Later on, after the team's success in various events, the cars became more prominently styled with large orange or black and silver colours; however a hint of the chequered sponsorship squares always remains visible.

Shortly before the 2006 FIFA World Cup, Racing For Holland liveried their cars for the 2006 24 Hours of Le Mans in the motif of a soccer ball, having received support from Dutch soccer legend Johan Cruijff.
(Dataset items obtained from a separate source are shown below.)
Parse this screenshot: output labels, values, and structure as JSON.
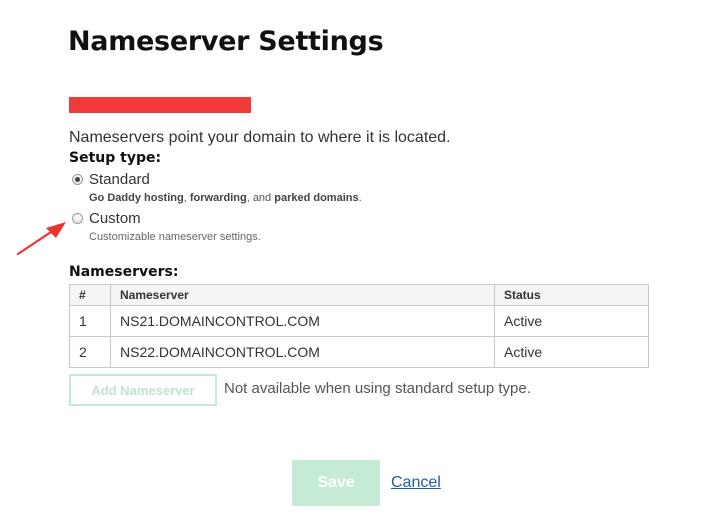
{
  "title": "Nameserver Settings",
  "intro": "Nameservers point your domain to where it is located.",
  "setup_type": {
    "label": "Setup type:",
    "options": [
      {
        "label": "Standard",
        "checked": true,
        "desc_parts": [
          "Go Daddy hosting",
          ", ",
          "forwarding",
          ", and ",
          "parked domains",
          "."
        ]
      },
      {
        "label": "Custom",
        "checked": false,
        "desc": "Customizable nameserver settings."
      }
    ]
  },
  "nameservers": {
    "label": "Nameservers:",
    "columns": [
      "#",
      "Nameserver",
      "Status"
    ],
    "rows": [
      {
        "num": "1",
        "name": "NS21.DOMAINCONTROL.COM",
        "status": "Active"
      },
      {
        "num": "2",
        "name": "NS22.DOMAINCONTROL.COM",
        "status": "Active"
      }
    ]
  },
  "add_button": {
    "label": "Add Nameserver",
    "note": "Not available when using standard setup type."
  },
  "actions": {
    "save": "Save",
    "cancel": "Cancel"
  },
  "colors": {
    "accent_disabled": "#c6ebd5",
    "link": "#1d5fab",
    "redaction": "#f23a3a",
    "arrow": "#e8352f"
  },
  "icons": {
    "annotation": "red-arrow-icon"
  }
}
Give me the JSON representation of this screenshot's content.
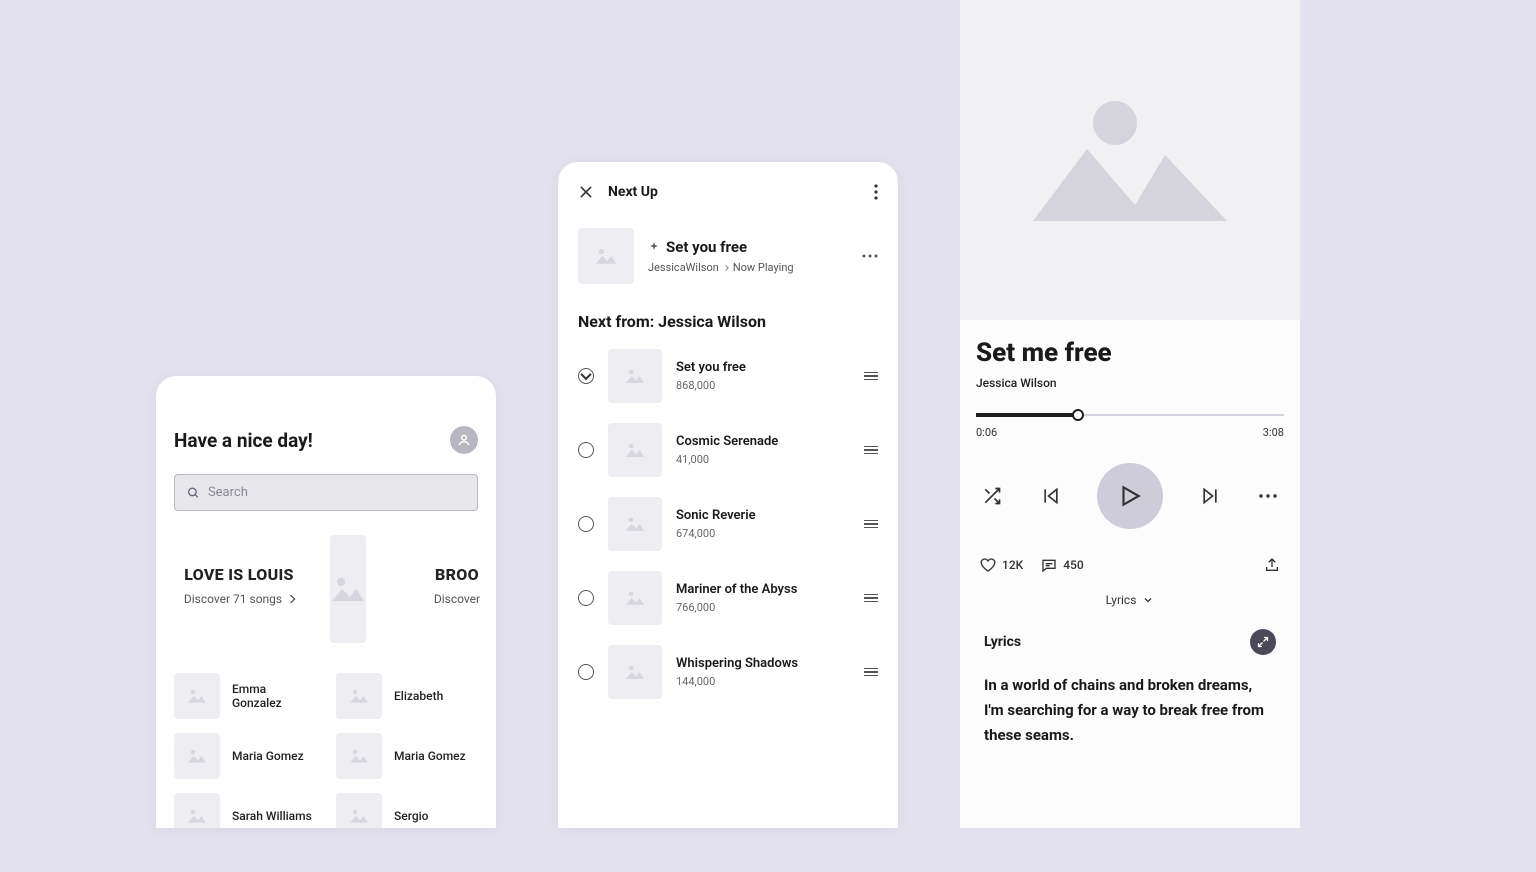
{
  "discover": {
    "greeting": "Have a nice day!",
    "search_placeholder": "Search",
    "featured": [
      {
        "title": "LOVE IS LOUIS",
        "subtitle": "Discover 71 songs"
      },
      {
        "title": "BROO",
        "subtitle": "Discover"
      }
    ],
    "artists": [
      "Emma Gonzalez",
      "Elizabeth",
      "Maria Gomez",
      "Maria Gomez",
      "Sarah Williams",
      "Sergio"
    ]
  },
  "queue": {
    "header": "Next Up",
    "now_playing": {
      "title": "Set you free",
      "artist": "JessicaWilson",
      "status": "Now Playing"
    },
    "next_from": "Next from: Jessica Wilson",
    "items": [
      {
        "title": "Set you free",
        "plays": "868,000",
        "checked": true
      },
      {
        "title": "Cosmic Serenade",
        "plays": "41,000",
        "checked": false
      },
      {
        "title": "Sonic Reverie",
        "plays": "674,000",
        "checked": false
      },
      {
        "title": "Mariner of the Abyss",
        "plays": "766,000",
        "checked": false
      },
      {
        "title": "Whispering Shadows",
        "plays": "144,000",
        "checked": false
      }
    ]
  },
  "player": {
    "title": "Set me free",
    "artist": "Jessica Wilson",
    "time_elapsed": "0:06",
    "time_total": "3:08",
    "likes": "12K",
    "comments": "450",
    "lyrics_toggle": "Lyrics",
    "lyrics_heading": "Lyrics",
    "lyrics_text": "In a world of chains and broken dreams,\nI'm searching for a way to break free from these seams."
  }
}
The move was also intended to show their support for the Dutch team.

==Racing record==

A1 Grand Prix Results
| Year | Car | Team | Races | Wins | Poles | Fast laps | Points | T.C. |
| 2005-06 | Lola A1GP-Zytek | NLD A1 Team Netherlands | 22 | 1 | 0 | 0 | 69 | 7th |
| 2006-07 | Lola A1GP-Zytek | NLD A1 Team Netherlands | 22 | 1 | 1 | 0 | 57 | 5th |
| 2007-08 | Lola A1GP-Zytek | NLD A1 Team Netherlands | 20 | 0 | 1 | 0 | 87 | 7th |
| 2008–09 | A1GP-Ferrari | NLD A1 Team Netherlands | 14 | 2 | 3 | 1 | 75 | 4th |

=== Complete 24 Hours of Le Mans results ===

| Year | Entrant | No. | Car | Drivers | Class | Laps | Pos. | Class Pos. |
| 1999 | GER Konrad Motorsport | 26 | Lola B98/10-Ford (Roush) | NLD Tom Coronel NLD Peter Kox NLD Jan Lammers | LMP | 213 | DNF | DNF |
| 2000 | GER Konrad Motorsport | 20 | Lola B2K/10-Ford (Roush) | NLD Tom Coronel NLD Peter Kox NLD Jan Lammers | LMP900 | 38 | DNF | DNF |
| 2001 | NLD Racing for Holland | 9 | Dome S101-Judd | NLD Jan Lammers NLD Donny Crevels NLD Val Hillebrand | LMP900 | 156 | DNF | DNF |
| 2002 | NLD Racing for Holland | 16 | Dome S101-Judd | NLD Jan Lammers NLD Donny Crevels NLD Tom Coronel | LMP900 | 341 | 8th | 7th |
| 2003 | NLD Racing for Holland | 15 | Dome S101-Judd | NLD Jan Lammers NLD John Bosch UK Andy Wallace | LMP900 | 360 | 6th | 4th |
| 16 | BOL Felipe Ortiz ITA Beppe Gabbiani FRA Tristan Gommendy | 316 | DNF | DNF |
| 2004 | NLD Racing for Holland | 15 | Dome S101-Judd | NLD Jan Lammers USA Chris Dyson JPN Katsutomo Kaneishi | LMP1 | 341 | 7th | 7th |
| 16 | NLD Tom Coronel UK Justin Wilson IRE Ralph Firman | 313 | NC | NC |
| 2005 | NLD Racing for Holland | 10 | Dome S101-Judd | NLD Jan Lammers USA Elton Julian NLD John Bosch | LMP1 | 348 | 7th | 5th |
| 2006 | NLD Racing for Holland | 14 | Dome S101Hb-Judd | NLD Jan Lammers Malaysia Alex Yoong SWE Stefan Johansson | LMP1 | 182 | DNF | DNF |
| 2007 | NLD Racing for Holland b.v. | 14 | Dome S101.5-Judd | NLD Jan Lammers NLD Jeroen Bleekemolen NLD David Hart | LMP1 | 305 | 25th | 8th |

FIA Sportscar Championship results
| Year | Class | Car | Drivers | Wins | Poles | Fast laps | Points | T.C. |
| 2001 | SR1 | Dome S101-Judd GV4 4.0L V10 | NLD Jan Lammers NLD Val Hillebrand | 1 |  |  | 82 | 3rd |
| 2002 | SR1 | Dome S101-Judd GV4 4.0L V10 | NLD Jan Lammers NLD Val Hillebrand | 3 |  |  | 97 | 1st |
| 2003 | SR1 | Dome S101-Judd GV4 4.0L V10 | NLD Jan Lammers NLD John Bosch | 4 |  |  | 62 | 1st |

- T.C. = Teams' Championship position, DNF = Did not finish NC = Not Classified.